In Elif Shafak’s book “10 Minutes 38 seconds in This Strange World”, D/Ali asks: “If I were to ask you what the biggest difference is between Western European cities and our cities, what would you say?”
He answers his own question saying that the biggest difference is the burial grounds. “At some point in history,” he says, “Europeans had the brilliant idea of sending the dead to the outskirts of their towns. it wasn’t exactly out of sight, out of mind’, but it was definitely ‘out of sight, out of urban life’.” And like that, the dead were separated from the living. This was very beneficial for them, for when they no longer saw tombstones at every other corner, they “pushed death out of their daily routines” and they could focus on other things, things like inventing new things and colonizing new places… Leila then asks D/Ali: “What about Istanbul?” and he answers:
“It’s different over here. This city belongs to the dead. Not to us. In Istanbul it was the living who were the temporary occupants, the unbidden guests, here today and gone tomorrow, and deep down everyone knew it. With headstones met citizens at every turn – alongside highways, shopping malls, car parks or football fields – scattered in every nook, like a broken string of pearls.” and he says this resulted in people loosing their appetite for innovation, and this caused renovation projects to fail, because people were constantly reminded of death.
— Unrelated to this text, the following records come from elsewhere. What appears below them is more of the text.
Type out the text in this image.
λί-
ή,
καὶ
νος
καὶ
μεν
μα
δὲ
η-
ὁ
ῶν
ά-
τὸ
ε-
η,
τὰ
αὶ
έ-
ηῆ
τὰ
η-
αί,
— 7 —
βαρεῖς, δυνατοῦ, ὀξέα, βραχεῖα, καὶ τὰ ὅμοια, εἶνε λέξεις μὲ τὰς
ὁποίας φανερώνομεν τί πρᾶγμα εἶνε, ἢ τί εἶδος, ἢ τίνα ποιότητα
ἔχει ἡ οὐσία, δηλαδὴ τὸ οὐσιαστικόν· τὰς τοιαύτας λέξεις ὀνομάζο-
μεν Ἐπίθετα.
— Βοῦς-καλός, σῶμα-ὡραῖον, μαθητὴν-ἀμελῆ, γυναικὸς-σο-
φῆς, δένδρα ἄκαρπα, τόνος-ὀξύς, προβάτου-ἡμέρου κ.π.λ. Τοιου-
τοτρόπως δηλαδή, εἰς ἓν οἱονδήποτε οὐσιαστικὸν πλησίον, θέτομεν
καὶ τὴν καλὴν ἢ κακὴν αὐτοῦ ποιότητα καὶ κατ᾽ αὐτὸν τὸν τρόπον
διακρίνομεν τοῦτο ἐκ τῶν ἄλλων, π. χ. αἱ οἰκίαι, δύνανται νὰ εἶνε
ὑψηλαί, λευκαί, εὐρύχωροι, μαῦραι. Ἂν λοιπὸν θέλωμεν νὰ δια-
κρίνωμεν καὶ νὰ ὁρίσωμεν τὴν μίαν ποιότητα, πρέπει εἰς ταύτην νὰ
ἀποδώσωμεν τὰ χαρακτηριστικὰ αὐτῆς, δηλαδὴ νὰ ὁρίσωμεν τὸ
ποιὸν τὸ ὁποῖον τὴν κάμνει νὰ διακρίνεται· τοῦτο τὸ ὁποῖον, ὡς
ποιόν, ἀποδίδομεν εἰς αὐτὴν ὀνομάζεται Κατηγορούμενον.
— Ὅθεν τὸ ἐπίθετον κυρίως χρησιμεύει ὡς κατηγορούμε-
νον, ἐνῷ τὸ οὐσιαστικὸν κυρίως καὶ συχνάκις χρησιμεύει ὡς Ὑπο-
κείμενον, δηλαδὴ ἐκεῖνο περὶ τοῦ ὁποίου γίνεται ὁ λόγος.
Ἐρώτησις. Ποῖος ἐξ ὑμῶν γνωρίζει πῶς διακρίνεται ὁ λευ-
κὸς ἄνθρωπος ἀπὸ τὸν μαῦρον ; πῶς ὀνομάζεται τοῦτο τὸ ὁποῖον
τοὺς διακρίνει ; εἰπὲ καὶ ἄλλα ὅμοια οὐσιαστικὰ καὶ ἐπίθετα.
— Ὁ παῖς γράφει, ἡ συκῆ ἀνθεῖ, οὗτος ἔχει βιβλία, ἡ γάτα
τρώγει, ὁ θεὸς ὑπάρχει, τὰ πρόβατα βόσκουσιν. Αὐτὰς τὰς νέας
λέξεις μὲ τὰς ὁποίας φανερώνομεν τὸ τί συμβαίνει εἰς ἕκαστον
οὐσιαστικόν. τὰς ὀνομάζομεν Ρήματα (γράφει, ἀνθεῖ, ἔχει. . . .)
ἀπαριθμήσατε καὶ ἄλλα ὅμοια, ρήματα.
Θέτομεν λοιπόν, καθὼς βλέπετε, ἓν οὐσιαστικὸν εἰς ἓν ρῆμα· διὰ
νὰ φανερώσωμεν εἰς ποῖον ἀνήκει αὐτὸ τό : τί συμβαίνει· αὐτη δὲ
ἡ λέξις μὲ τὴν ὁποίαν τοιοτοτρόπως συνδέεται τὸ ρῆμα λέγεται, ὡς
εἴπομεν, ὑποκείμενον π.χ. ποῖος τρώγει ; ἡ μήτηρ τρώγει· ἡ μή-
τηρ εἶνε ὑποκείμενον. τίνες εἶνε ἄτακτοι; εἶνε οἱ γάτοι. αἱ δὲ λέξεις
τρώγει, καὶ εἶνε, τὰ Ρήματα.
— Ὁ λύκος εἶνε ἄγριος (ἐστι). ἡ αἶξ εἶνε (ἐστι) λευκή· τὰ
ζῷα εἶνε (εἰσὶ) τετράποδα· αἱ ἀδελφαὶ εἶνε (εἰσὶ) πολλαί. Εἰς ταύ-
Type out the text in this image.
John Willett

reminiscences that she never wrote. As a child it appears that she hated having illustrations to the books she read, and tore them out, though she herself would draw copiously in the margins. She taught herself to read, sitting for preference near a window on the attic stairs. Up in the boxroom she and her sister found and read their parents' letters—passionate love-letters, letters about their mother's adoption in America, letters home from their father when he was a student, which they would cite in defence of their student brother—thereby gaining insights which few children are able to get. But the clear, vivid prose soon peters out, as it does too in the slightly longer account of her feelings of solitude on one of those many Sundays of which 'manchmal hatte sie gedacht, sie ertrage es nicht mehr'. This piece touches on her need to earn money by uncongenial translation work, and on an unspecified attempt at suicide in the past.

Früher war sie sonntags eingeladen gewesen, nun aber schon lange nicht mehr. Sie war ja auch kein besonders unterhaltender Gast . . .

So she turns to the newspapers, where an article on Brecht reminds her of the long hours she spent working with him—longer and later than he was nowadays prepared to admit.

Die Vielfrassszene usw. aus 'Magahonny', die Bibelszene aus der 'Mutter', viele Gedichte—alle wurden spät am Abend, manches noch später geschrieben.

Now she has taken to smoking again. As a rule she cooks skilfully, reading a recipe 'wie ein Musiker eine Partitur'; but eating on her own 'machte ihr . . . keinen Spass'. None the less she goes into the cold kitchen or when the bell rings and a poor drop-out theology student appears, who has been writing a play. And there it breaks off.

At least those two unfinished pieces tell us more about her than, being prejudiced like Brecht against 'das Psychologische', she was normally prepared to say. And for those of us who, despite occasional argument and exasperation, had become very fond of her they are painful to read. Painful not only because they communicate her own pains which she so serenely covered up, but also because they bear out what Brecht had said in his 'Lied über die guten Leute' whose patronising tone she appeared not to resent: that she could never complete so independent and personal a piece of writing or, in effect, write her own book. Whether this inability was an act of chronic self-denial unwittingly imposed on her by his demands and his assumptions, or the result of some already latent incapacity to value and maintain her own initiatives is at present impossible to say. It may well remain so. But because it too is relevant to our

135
This is so true and Elif Shafak very beautifully put it into words. If you’ve been to Istanbul, you can clearly see what she means by “this city belongs to the dead.” Tombstones and cemeteries are everywhere, in the backyards of mosques and near schools and in the middle of universities. I’ve seen the same thing in a few other Turkish cities, and a little bit in Ankara (not much probably because Ankara is a newer city built to match European cities?), in fact there’s a graveyard on the campus of my university.
The presence of tombstones everywhere might indeed have an indirect effect on the lives of people and the way they think like Elif explained. Can you think of other aspects of cities that have similar effects?